MAGAZINE AMNESTY Bidonvilles: chronique du microcrédit

Article paru dans le magazine AMNESTY, n°58, publié par la Section suisse d’Amnesty International, septembre 2009
C’est dans le bidonville kényan de Kibera, l’un des plus grands d’Afrique, que Michael Nyangi a fondé son organisation de microcrédit. Rencontre avec ce jeune entrepreneur devenu «banquier des pauvres»

© Fabrice Praz © Fabrice Praz

«Je n’ai pas choisi d’habiter à Kibera, prévient d’emblée Michael Nyangi. Personne ne peut souhaiter vivre dans un bidonville.» Et surtout pas celui de Kibera. Les quelques deux cents bidonvilles de Nairobi comptent parmi les plus densément peuplés de toute l’Afrique. Ce sont aussi les plus dangereux, et les conditions sanitaires y sont désastreuses.

Michael Nyangi avait dix-neuf ans lorsqu’il est arrivé dans la capitale kényane en 1999 pour chercher un emploi – comme des dizaines de milliers d’autres personnes. «Je n’avais pas de travail et j’ai été forcé de m’installer à Kibera.» Pendant trois ans, il survit grâce à des petits boulots, jusqu’à ce qu’un entrepreneur pour qui il travaille occasionnellement l’aide à suivre une formation de comptable.

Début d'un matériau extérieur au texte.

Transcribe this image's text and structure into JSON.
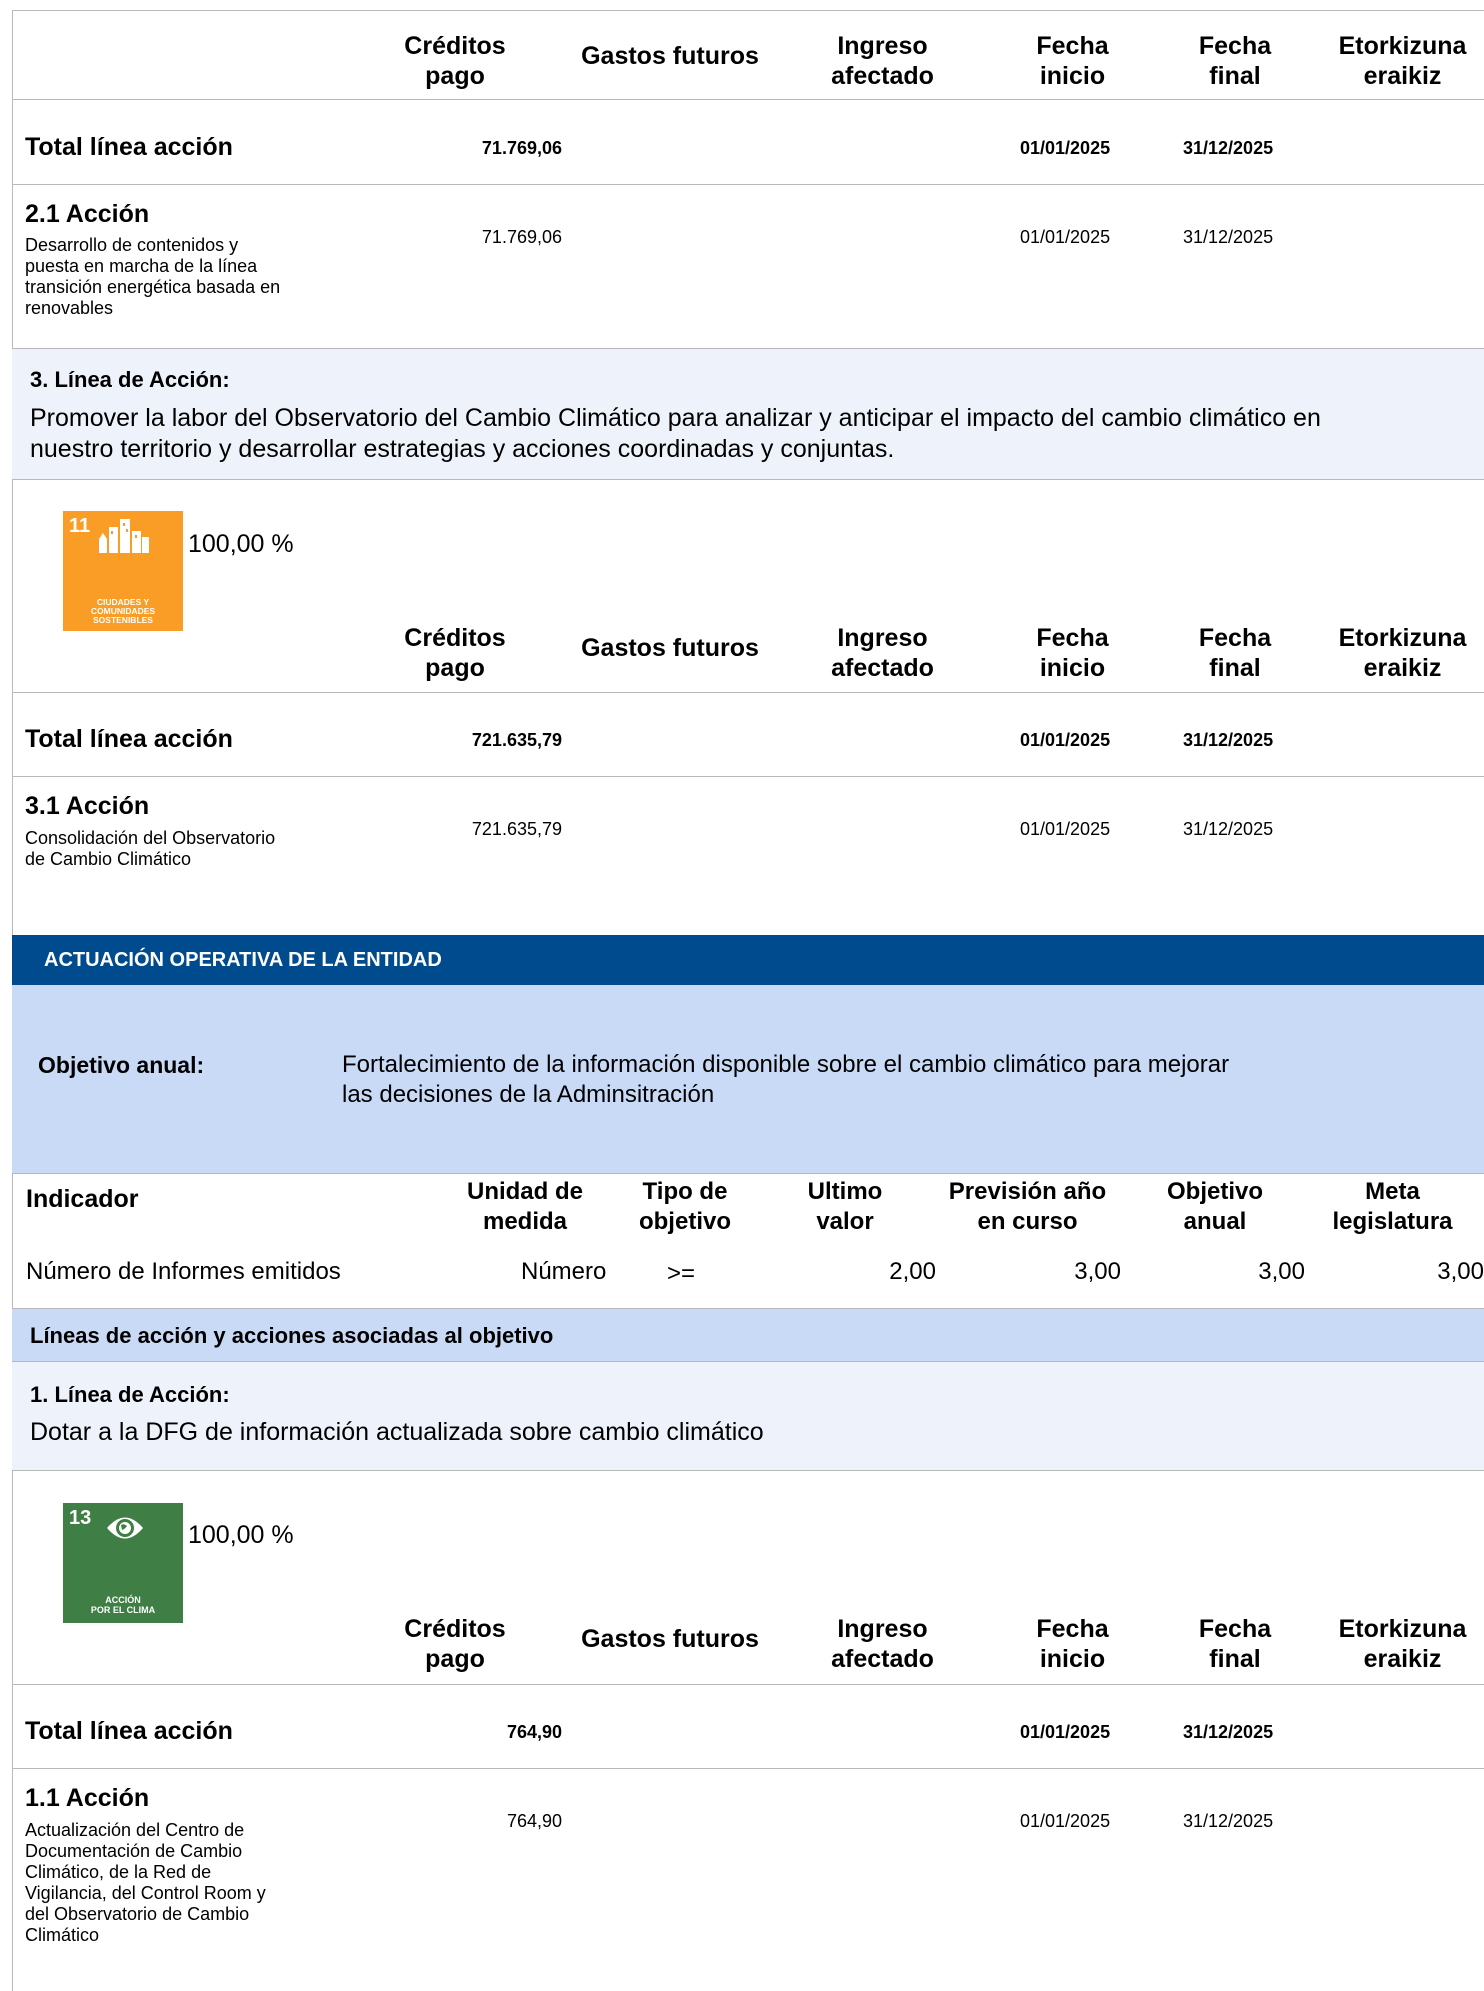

Kibera est le deuxième plus grand bidonville d’Afrique, après Soweto en Afrique du Sud. Plus d’un million de personnes y vivent sur une surface d’à peine 2,5 kilomètres carrés. Nyangi a grandi avec ses cinq frères et sœurs dans un village de l’Ouest du Kenya, dans la région du lac Victoria. Il avait six ans quand son père est décédé. Après cette enfance campagnarde, la rencontre avec la métropole fut un énorme choc.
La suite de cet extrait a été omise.